There is such interest in creating programs of this type that there is an annual contest to see which is currently the best. The contest, the Loebner Prize Contest, is based on a definition of thinking proposed in 1950 by Alan Turing, a pioneer in the development of digital computers. Dr. Turning conjectured that if, in a conversational exchange, the responses from a computer were indistinguishable from that of a human, the computer could be said to be thinking. The Loebner Prize Contest subjects computer program to a form of this “Turning Test”. Although no program to date has come close to passing the test, significant progress has been made.

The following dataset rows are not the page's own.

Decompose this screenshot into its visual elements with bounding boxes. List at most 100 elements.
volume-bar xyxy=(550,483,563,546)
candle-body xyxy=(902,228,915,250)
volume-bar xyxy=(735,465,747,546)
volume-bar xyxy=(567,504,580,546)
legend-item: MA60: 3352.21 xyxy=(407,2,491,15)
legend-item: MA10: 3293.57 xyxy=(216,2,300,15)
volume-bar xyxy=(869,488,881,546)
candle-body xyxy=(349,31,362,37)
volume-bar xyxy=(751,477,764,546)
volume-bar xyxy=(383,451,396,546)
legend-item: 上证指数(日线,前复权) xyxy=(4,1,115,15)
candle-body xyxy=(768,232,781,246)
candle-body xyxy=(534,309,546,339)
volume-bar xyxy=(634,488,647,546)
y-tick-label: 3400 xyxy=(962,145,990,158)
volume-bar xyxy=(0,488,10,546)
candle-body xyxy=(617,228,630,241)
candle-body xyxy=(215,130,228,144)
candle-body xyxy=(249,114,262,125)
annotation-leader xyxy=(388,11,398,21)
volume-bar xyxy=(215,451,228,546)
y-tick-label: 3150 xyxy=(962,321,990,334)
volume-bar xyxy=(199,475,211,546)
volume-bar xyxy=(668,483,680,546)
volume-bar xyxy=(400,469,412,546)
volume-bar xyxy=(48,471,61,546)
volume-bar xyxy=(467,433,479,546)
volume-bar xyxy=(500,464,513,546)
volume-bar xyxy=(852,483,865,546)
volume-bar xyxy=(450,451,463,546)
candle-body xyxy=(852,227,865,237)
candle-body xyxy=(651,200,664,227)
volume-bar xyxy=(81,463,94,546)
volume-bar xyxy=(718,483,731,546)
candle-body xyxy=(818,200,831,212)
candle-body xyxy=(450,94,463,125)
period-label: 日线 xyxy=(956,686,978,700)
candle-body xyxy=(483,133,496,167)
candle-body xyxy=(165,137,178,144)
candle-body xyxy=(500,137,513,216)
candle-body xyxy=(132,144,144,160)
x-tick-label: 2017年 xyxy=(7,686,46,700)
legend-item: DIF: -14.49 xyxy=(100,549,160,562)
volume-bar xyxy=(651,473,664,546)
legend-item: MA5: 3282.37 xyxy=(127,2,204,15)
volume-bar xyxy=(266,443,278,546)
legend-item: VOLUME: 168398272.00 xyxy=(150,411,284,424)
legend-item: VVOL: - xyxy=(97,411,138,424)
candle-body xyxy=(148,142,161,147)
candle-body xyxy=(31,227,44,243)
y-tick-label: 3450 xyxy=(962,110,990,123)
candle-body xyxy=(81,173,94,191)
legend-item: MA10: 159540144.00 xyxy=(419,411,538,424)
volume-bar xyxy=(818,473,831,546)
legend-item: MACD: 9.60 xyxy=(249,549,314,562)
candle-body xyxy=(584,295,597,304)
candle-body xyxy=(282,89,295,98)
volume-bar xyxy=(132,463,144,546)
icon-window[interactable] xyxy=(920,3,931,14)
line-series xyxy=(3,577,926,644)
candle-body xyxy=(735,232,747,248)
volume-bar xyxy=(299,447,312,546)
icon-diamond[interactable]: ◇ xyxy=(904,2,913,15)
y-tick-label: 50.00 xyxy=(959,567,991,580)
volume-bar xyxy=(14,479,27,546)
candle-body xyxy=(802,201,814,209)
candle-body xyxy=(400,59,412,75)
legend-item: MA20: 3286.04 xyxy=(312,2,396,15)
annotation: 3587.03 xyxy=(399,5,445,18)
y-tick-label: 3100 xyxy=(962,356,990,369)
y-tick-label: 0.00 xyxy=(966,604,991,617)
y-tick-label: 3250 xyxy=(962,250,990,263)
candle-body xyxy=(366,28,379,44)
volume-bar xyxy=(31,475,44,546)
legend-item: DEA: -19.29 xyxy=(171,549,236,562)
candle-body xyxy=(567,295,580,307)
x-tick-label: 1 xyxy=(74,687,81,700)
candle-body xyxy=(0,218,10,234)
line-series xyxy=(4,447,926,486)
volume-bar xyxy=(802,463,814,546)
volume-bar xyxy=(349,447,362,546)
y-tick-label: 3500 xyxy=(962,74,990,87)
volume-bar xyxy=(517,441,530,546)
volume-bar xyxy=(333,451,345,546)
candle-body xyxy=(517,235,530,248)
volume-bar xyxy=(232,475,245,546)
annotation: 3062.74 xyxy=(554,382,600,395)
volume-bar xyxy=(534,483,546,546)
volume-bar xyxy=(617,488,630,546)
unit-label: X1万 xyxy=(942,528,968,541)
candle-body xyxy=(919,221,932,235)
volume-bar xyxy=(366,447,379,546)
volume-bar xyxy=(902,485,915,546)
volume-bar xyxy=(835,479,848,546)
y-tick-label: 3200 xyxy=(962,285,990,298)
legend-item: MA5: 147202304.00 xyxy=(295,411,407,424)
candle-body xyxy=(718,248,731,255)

To the chagrin of many in the Artificial Intelligence community, the programs that have been most successful in the Loebner Contest, and come closest to imitating a human conversation exchange, do not try to understand human utterances in any meaningful way. Instead the most successful programs operate on a very straight forward principle known as Case Based Reasoning. This consists of simply having a large database of queries and stored responses to those queries. When asked a question, the program looks in its database for a match to that query and, if it finds one, responds with the prepackaged, associated response. By having a large enough database such programs can, under the right circumstances, appear to be responding like a real person. The winner of the 2003 Loebner Contest and currently holder of the title “most human computer program” is a software package called Jabberwock. Jabberwock has a database of about 1.8 million responses to questions. However, even with such a large database of responses the winning Jabberwock was still judged to be “probably a machine”, falling well short of passing the Turing Test.
For possible education, game and entertainment applications, what is needed is an improved chatbot, capable of more convincingly imitating participation in a human conversation than existing chatbots.